Scouting Program is Not a Product
1/4/2005 - In Clarence Hobbs v. Boy Scouts of America, Inc., et al. (Mo. App. W.D. 2004) # 63342, the plaintiff took a novel approach to attempt recovery. The plaintiff attempted to make a product liability case against the Boy Scouts of America, Inc. The theory was that the "Scouting Program" was a "product" under product liability laws. The theory failed.
Clarence Hobbs, the plaintiff, was a former participant in boy scouts who claimed he was sexually molested by Earl Fleer, an assistant scout master. Mr. Hobbs pled that the "Scouting Program" was a "product" pursuant to product liability law and sought recovery under a theory of strict liability for the defective product. Mr. Hobbs also asserted that he was entitled to recovery under a theory of strict liability for failure to warn of an unreasonable risk.
The trial court granted summary judgment.
On appeal, the Missouri Court of Appeals, Western District, affirmed the trial courts findings that the "Scouting Program" was not a "product" under product liability law. The court noted that the defendants relied upon section 19(a) of the Restatement (Third) of Torts: Product Liability which defines a product as "tangible personal property distributed commercially for use or consumption."

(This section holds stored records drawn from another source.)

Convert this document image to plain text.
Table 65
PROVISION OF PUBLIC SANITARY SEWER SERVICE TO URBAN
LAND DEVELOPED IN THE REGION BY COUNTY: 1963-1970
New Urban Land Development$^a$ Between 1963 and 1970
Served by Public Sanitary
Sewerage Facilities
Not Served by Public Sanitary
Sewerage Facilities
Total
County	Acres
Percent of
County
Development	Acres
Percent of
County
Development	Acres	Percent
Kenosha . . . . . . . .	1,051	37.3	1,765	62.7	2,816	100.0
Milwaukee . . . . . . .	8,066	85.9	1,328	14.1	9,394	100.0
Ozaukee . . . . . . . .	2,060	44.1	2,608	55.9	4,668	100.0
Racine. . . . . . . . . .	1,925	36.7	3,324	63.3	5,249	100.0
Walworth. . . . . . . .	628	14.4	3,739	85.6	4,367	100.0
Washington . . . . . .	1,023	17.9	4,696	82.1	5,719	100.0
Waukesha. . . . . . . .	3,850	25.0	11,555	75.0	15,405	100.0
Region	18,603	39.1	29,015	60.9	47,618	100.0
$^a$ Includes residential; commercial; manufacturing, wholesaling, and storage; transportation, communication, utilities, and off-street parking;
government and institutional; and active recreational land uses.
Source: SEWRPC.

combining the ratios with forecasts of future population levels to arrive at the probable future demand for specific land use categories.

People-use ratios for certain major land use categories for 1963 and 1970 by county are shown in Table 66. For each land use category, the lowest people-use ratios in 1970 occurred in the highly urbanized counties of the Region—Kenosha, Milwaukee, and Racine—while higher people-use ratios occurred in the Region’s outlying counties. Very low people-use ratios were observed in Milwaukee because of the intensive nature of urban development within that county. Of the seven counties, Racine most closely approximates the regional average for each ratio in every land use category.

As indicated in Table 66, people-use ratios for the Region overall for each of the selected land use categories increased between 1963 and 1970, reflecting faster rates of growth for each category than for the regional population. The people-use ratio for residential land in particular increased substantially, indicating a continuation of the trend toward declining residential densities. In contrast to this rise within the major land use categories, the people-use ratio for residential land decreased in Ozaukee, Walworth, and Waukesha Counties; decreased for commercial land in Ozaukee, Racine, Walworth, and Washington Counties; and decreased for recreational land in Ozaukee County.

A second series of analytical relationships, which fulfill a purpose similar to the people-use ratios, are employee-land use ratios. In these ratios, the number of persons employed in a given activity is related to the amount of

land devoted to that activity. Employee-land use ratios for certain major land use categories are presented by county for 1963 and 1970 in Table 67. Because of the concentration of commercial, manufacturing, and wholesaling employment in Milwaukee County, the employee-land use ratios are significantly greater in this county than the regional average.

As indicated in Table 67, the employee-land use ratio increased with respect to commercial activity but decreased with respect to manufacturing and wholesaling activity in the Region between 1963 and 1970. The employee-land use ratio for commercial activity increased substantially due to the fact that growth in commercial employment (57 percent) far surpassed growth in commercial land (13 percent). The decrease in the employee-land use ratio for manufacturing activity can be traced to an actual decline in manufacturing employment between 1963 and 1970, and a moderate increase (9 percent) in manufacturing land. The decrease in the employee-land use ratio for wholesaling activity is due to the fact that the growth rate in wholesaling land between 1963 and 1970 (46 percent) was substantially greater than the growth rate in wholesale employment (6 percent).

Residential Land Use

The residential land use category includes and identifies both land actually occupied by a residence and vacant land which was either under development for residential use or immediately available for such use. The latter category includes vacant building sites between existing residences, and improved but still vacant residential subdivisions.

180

The court determined that the "Scouting Program" was a service and not a "product." While the plaintiffs cited statements from scout leaders in other jurisdictions that purportedly testified that scouting was a product and that the Boy Scout organization does not provide a "service," the court determine that these were not judicial authorities and should not be relied upon. The court commented: "These statements fall short of a judicial adjudication that scouting is a product within the meaning of product liability laws."
The court held that the "Scouting Program" was not a product and therefore the theories of strict product liability asserted on behalf of the plaintiff could not support a recovery.